Demikian pula, kita melihat bahwa Imam Ja’far Shadiq as membela elemen-elemen akidah Islamiyah setelah merebaknya berbagai mazhab akidah antara Jabr (Fatalisme) dan Tafwidh (Delegasi Penuh). Imam mengambil sikap tegas terhadap masalah akidah ini dan berkata as, “Tidak ada Jabr dan tidak ada Tafwidh, melainkan Amr Bainal Amrain (urusan di antara dua urusan).”
Selain itu, mazhab al-Shadiqain as menetapkan standar untuk membedakan antara hadis yang sahih dan yang tidak sahih, karena adanya perawi pemalsu yang pendusta, atau untuk membandingkan antara berita-berita yang bertentangan yang dinukil dari para Imam as, guna membedakan mana yang harus diamalkan dan mana yang tidak. Mengenai hal ini, Imam Muhammad Baqir as bersabda kepada Zurarah bin A’yan, “Wahai Zurarah! Ambillah apa yang terkenal di antara sahabat-sahabatmu dan tinggalkan yang syadz (janggal) dan nadir (langka).” Kami bertanya, “Wahai Tuanku!

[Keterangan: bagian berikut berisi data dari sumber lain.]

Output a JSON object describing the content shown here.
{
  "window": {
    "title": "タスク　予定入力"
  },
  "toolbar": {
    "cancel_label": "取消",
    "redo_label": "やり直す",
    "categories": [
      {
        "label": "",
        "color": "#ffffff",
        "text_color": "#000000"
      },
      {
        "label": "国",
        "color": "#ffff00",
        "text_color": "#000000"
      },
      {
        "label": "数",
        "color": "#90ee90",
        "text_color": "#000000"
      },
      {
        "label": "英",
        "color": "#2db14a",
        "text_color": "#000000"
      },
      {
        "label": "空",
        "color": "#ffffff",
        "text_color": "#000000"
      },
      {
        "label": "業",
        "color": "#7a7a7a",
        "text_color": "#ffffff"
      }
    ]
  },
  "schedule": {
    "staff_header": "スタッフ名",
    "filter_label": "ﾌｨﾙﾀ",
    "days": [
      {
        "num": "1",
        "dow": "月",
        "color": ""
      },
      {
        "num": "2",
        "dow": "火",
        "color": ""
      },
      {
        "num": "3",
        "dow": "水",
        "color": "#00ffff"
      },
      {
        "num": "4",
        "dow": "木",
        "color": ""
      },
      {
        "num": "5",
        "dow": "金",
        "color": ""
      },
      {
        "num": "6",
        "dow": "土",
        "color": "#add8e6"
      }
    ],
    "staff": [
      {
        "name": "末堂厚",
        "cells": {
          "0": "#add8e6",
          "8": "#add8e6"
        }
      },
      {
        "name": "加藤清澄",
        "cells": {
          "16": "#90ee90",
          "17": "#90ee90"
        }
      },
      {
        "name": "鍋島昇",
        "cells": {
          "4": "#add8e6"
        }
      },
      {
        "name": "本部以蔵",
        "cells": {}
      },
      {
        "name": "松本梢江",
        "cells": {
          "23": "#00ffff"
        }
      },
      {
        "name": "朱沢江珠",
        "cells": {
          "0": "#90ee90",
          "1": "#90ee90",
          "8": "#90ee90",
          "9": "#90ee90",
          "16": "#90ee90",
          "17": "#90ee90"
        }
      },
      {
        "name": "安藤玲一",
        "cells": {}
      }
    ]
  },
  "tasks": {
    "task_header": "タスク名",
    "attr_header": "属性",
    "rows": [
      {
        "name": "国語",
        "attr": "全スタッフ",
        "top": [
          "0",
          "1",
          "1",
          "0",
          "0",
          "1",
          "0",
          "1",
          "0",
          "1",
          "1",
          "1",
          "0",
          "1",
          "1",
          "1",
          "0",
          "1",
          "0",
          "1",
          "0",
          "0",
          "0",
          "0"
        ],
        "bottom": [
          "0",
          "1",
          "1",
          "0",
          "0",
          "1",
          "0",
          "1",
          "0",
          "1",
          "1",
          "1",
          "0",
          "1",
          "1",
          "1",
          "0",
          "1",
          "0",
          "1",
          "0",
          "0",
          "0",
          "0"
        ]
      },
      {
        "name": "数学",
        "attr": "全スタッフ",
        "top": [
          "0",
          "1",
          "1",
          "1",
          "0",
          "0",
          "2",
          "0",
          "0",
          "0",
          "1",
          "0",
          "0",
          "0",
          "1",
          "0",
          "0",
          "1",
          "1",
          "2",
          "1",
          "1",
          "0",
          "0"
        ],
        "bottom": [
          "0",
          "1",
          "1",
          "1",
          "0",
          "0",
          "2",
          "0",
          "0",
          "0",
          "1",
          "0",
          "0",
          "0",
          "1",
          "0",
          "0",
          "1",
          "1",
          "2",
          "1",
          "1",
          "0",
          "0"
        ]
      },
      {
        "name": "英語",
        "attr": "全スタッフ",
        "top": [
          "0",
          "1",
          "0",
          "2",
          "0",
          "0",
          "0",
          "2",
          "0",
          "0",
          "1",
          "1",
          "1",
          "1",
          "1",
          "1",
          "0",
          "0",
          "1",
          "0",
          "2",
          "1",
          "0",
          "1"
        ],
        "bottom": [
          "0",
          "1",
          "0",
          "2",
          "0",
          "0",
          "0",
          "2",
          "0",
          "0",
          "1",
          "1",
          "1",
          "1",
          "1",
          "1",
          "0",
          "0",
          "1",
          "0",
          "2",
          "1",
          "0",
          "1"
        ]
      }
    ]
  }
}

Keduanya sama-sama terkenal?” Beliau as menjawab, “Ambillah yang menurutmu paling adil dan paling terpercaya di antara keduanya.” Kami bertanya, “Keduanya sama-sama adil dan terpercaya?” Beliau as menjawab, “Lihatlah mana yang sejalan dengan ‘ammah (mayoritas Sunni), maka tinggalkanlah, dan ambillah yang menyelisihinya. Sesungguhnya kebenaran ada pada apa yang menyelisihinya…”
Singkatnya, dapat dikatakan bahwa masa kedua Imam, Imam Muhammad Baqir dan Imam Ja’far Shadiq as, adalah masa di mana Hauzah Ilmiah Syiah didirikan dan diperkenalkan kepada semua kaum muslim, hingga dia menjadi rujukan pertama dan utama dalam seluruh gerakan keilmuan, akidah, fikih, dan pemikiran.

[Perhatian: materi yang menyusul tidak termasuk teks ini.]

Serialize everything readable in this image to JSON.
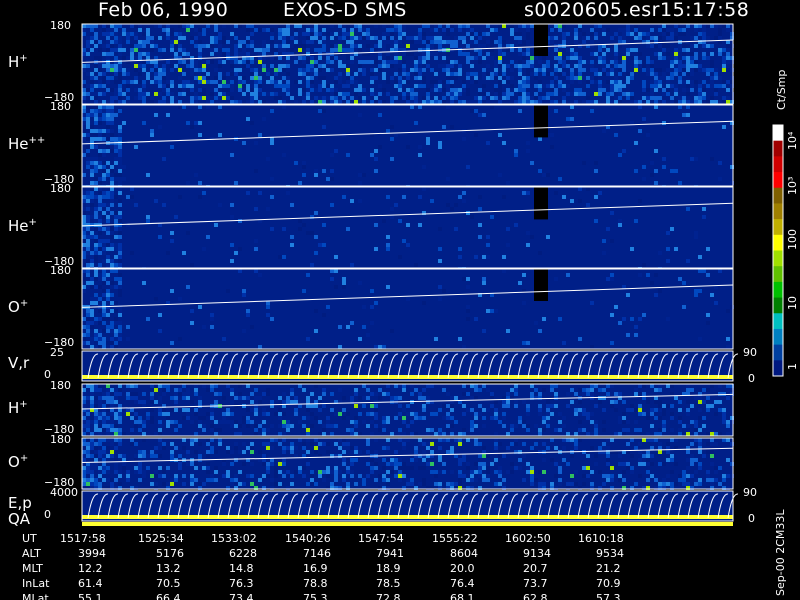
{
  "header": {
    "date": "Feb 06, 1990",
    "instrument": "EXOS-D SMS",
    "file": "s0020605.esr",
    "time": "15:17:58"
  },
  "colorbar": {
    "label": "Ct/Smp",
    "ticks": [
      "10⁴",
      "10³",
      "100",
      "10",
      "1"
    ],
    "colors": [
      "#ffffff",
      "#a00000",
      "#d00000",
      "#ff0000",
      "#806000",
      "#a08000",
      "#c0b000",
      "#ffff00",
      "#a0e000",
      "#60c000",
      "#00c000",
      "#008000",
      "#00c0c0",
      "#0080c0",
      "#0040a0",
      "#001880"
    ]
  },
  "panels": [
    {
      "id": "h-plus-pitch",
      "label": "H",
      "sup": "+",
      "tick_top": "180",
      "tick_bottom": "−180",
      "texture": "high"
    },
    {
      "id": "he-plus-plus-pitch",
      "label": "He",
      "sup": "++",
      "tick_top": "180",
      "tick_bottom": "−180",
      "texture": "low"
    },
    {
      "id": "he-plus-pitch",
      "label": "He",
      "sup": "+",
      "tick_top": "180",
      "tick_bottom": "−180",
      "texture": "low"
    },
    {
      "id": "o-plus-pitch",
      "label": "O",
      "sup": "+",
      "tick_top": "180",
      "tick_bottom": "−180",
      "texture": "low"
    },
    {
      "id": "vr-panel",
      "label": "V,r",
      "sup": "",
      "tick_top": "25",
      "tick_bottom": "0",
      "right_top": "90",
      "right_bottom": "0",
      "texture": "line"
    },
    {
      "id": "h-plus-energy",
      "label": "H",
      "sup": "+",
      "tick_top": "180",
      "tick_bottom": "−180",
      "texture": "mid"
    },
    {
      "id": "o-plus-energy",
      "label": "O",
      "sup": "+",
      "tick_top": "180",
      "tick_bottom": "−180",
      "texture": "mid"
    },
    {
      "id": "ep-panel",
      "label": "E,p",
      "sup": "",
      "tick_top": "4000",
      "tick_bottom": "0",
      "right_top": "90",
      "right_bottom": "0",
      "texture": "line"
    }
  ],
  "qa_label": "QA",
  "footer": {
    "row_labels": [
      "UT",
      "ALT",
      "MLT",
      "InLat",
      "MLat"
    ],
    "columns": [
      [
        "1517:58",
        "3994",
        "12.2",
        "61.4",
        "55.1"
      ],
      [
        "1525:34",
        "5176",
        "13.2",
        "70.5",
        "66.4"
      ],
      [
        "1533:02",
        "6228",
        "14.8",
        "76.3",
        "73.4"
      ],
      [
        "1540:26",
        "7146",
        "16.9",
        "78.8",
        "75.3"
      ],
      [
        "1547:54",
        "7941",
        "18.9",
        "78.5",
        "72.8"
      ],
      [
        "1555:22",
        "8604",
        "20.0",
        "76.4",
        "68.1"
      ],
      [
        "1602:50",
        "9134",
        "20.7",
        "73.7",
        "62.8"
      ],
      [
        "1610:18",
        "9534",
        "21.2",
        "70.9",
        "57.3"
      ]
    ],
    "version": "Sep-00 2CM33L"
  },
  "chart_data": {
    "type": "heatmap",
    "title": "Feb 06, 1990   EXOS-D SMS",
    "x_ticks": [
      "1517:58",
      "1525:34",
      "1533:02",
      "1540:26",
      "1547:54",
      "1555:22",
      "1602:50",
      "1610:18"
    ],
    "panels": [
      "H+",
      "He++",
      "He+",
      "O+",
      "V,r",
      "H+",
      "O+",
      "E,p"
    ],
    "y_range_pitch": [
      -180,
      180
    ],
    "y_range_vr": [
      0,
      25
    ],
    "y_range_ep": [
      0,
      4000
    ],
    "colorbar_scale": "log",
    "colorbar_range": [
      1,
      10000
    ],
    "colorbar_unit": "Ct/Smp"
  }
}
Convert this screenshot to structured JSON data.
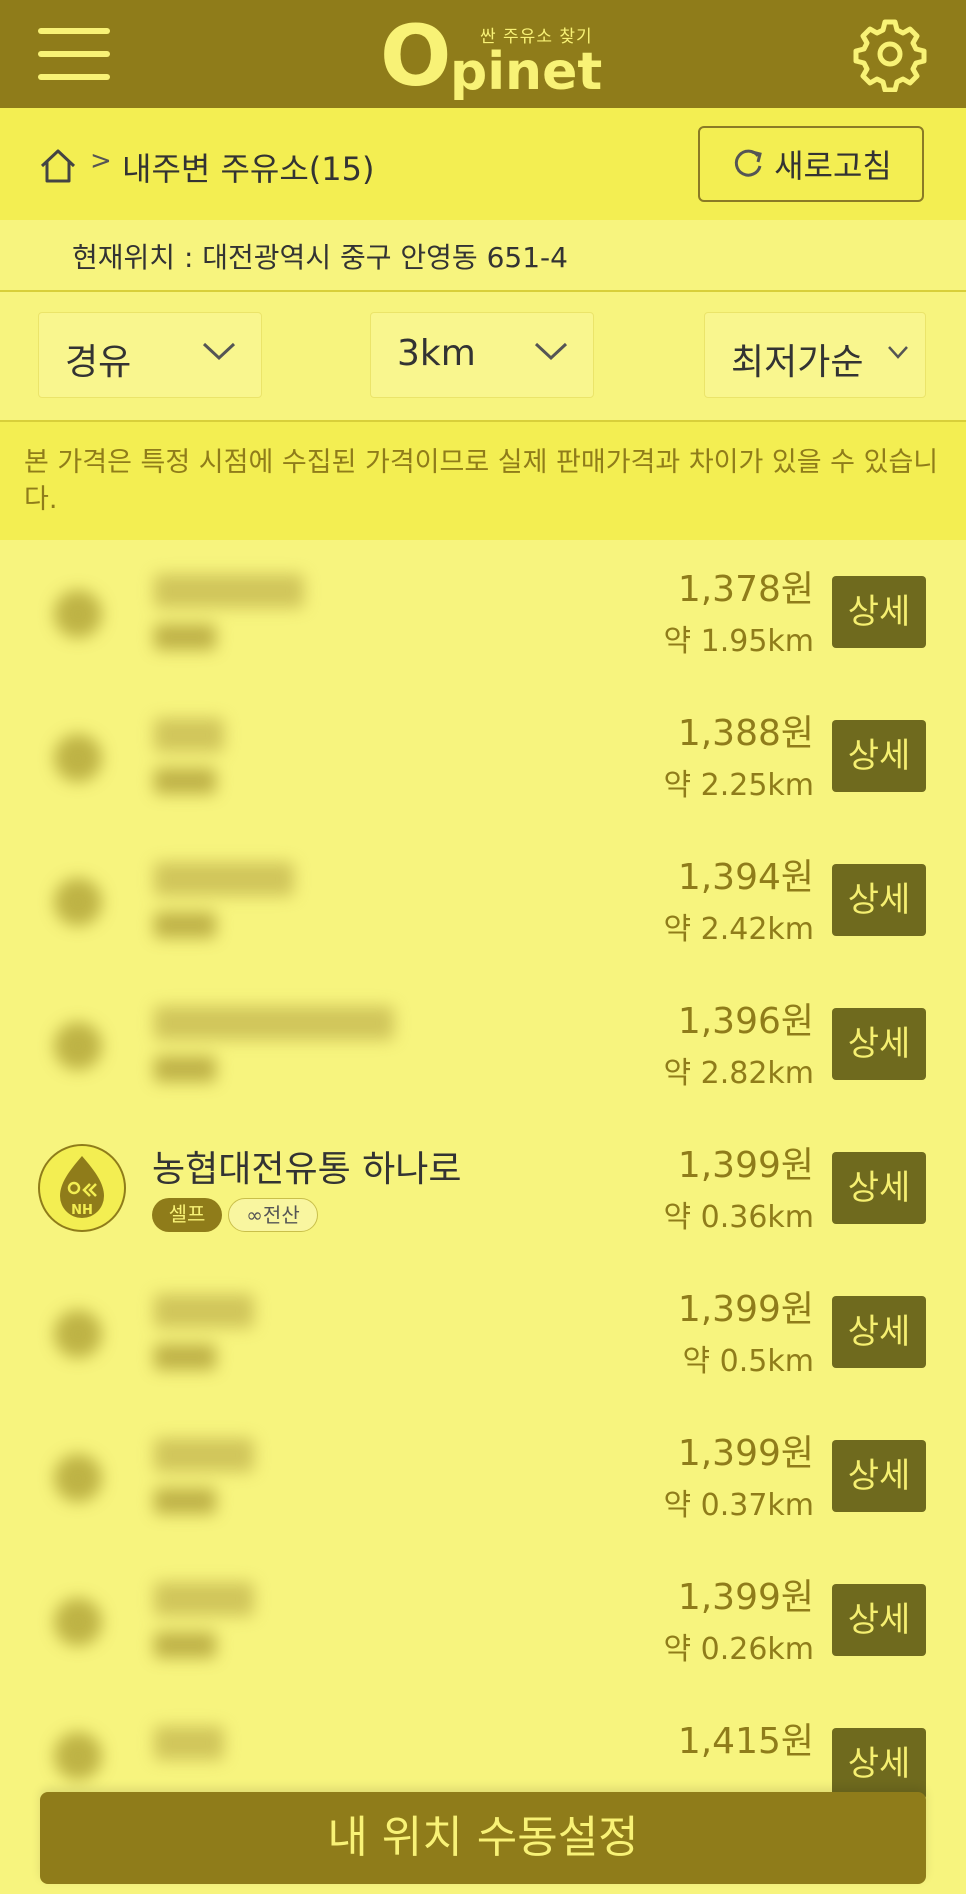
{
  "header": {
    "logo_sub": "싼 주유소 찾기",
    "logo_o": "O",
    "logo_rest": "pinet",
    "brand_color": "#8f7c1a"
  },
  "breadcrumb": {
    "title": "내주변 주유소(15)"
  },
  "refresh_label": "새로고침",
  "location_text": "현재위치 : 대전광역시 중구 안영동 651-4",
  "filters": {
    "fuel": "경유",
    "radius": "3km",
    "sort": "최저가순"
  },
  "notice": "본 가격은 특정 시점에 수집된 가격이므로 실제 판매가격과 차이가 있을 수 있습니다.",
  "stations": [
    {
      "price": "1,378원",
      "distance": "약 1.95km",
      "detail": "상세"
    },
    {
      "price": "1,388원",
      "distance": "약 2.25km",
      "detail": "상세"
    },
    {
      "price": "1,394원",
      "distance": "약 2.42km",
      "detail": "상세"
    },
    {
      "price": "1,396원",
      "distance": "약 2.82km",
      "detail": "상세"
    },
    {
      "name": "농협대전유통 하나로",
      "logo_text": "NH",
      "tags": [
        "셀프",
        "전산"
      ],
      "price": "1,399원",
      "distance": "약 0.36km",
      "detail": "상세"
    },
    {
      "price": "1,399원",
      "distance": "약 0.5km",
      "detail": "상세"
    },
    {
      "price": "1,399원",
      "distance": "약 0.37km",
      "detail": "상세"
    },
    {
      "price": "1,399원",
      "distance": "약 0.26km",
      "detail": "상세"
    },
    {
      "price": "1,415원",
      "detail": "상세"
    }
  ],
  "manual_location_label": "내 위치 수동설정"
}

Perumusan Prinsip-prinsip Pengambilan Hukum
Peran kedua Imam, Imam Muhammad Baqir dan Imam Ja’far Shadiq as, tidak terbatas hanya pada penyebaran hadis Nabi saw dan penjelasan hukum-hukum furu’ (cabang) saja, tetapi mereka juga berupaya mendirikan inti dari ilmu Ushul Fikih (prinsip-prinsip fikih) untuk pengambilan hukum.
Alasan untuk ini adalah karena wilayah dunia Islam yang luas dan kesulitan bepergian dari berbagai negara ke Madinah atau Kufah untuk mengambil ilmu dari kedua Imam as menuntut perlunya menetapkan prinsip-prinsip yang dapat diterapkan oleh para perawi yang adil dan terpercaya ketika masyarakat bertanya kepada mereka tentang berbagai peristiwa dan masalah syariat yang mereka hadapi. Oleh karena itu, kita menemukan hadis-hadis dari kedua Imam as yang mengandung kaidah-kaidah fikih atau ushul, seperti:
- Kaidah Thaharah (Kesucian), “Setiap sesuatu suci bagimu hingga kamu yakin itu najis.”

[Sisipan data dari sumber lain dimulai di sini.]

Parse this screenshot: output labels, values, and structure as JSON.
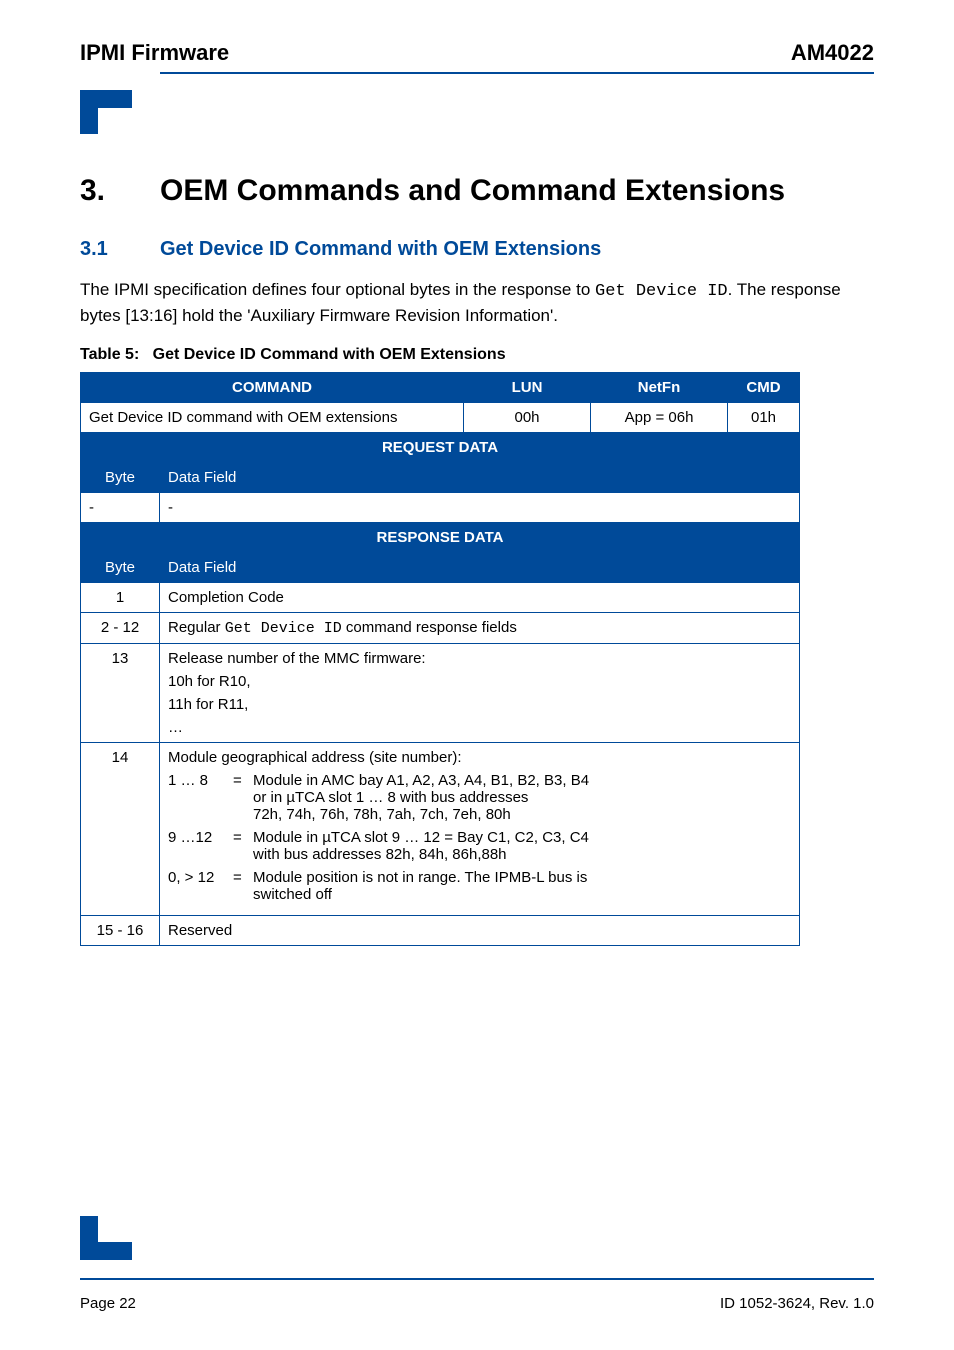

- Istishab (Prinsip Kelanjutan), “Tidak pantas bagimu merusak keyakinan dengan keraguan, tetapi rusaklah ia dengan keyakinan yang serupa.”
- Kaidah Dhaman (Jaminan/Tanggung Jawab), “Di tangan ada apa yang diambilnya hingga ia menunaikannya.”
- Ashalatul Hilliyah (Prinsip Kebolehan), “Setiap sesuatu halal bagimu hingga kamu mengetahui secara pasti keharamannya lalu kamu meninggalkannya.”
- Demikian pula, kaidah-kaidah mendahulukan satu hadis atas hadis lain dalam konteks pengambilan hukum.
Kaidah-kaidah ini, baik di bidang Fikih maupun Ushul, kemudian—ketika ilmu-ilmu mulai didokumentasikan—menjadi dasar bagi ilmu Fikih dan ilmu Ushul yang merupakan tiang utama dan pilar Hauzah Ilmiah saat ini.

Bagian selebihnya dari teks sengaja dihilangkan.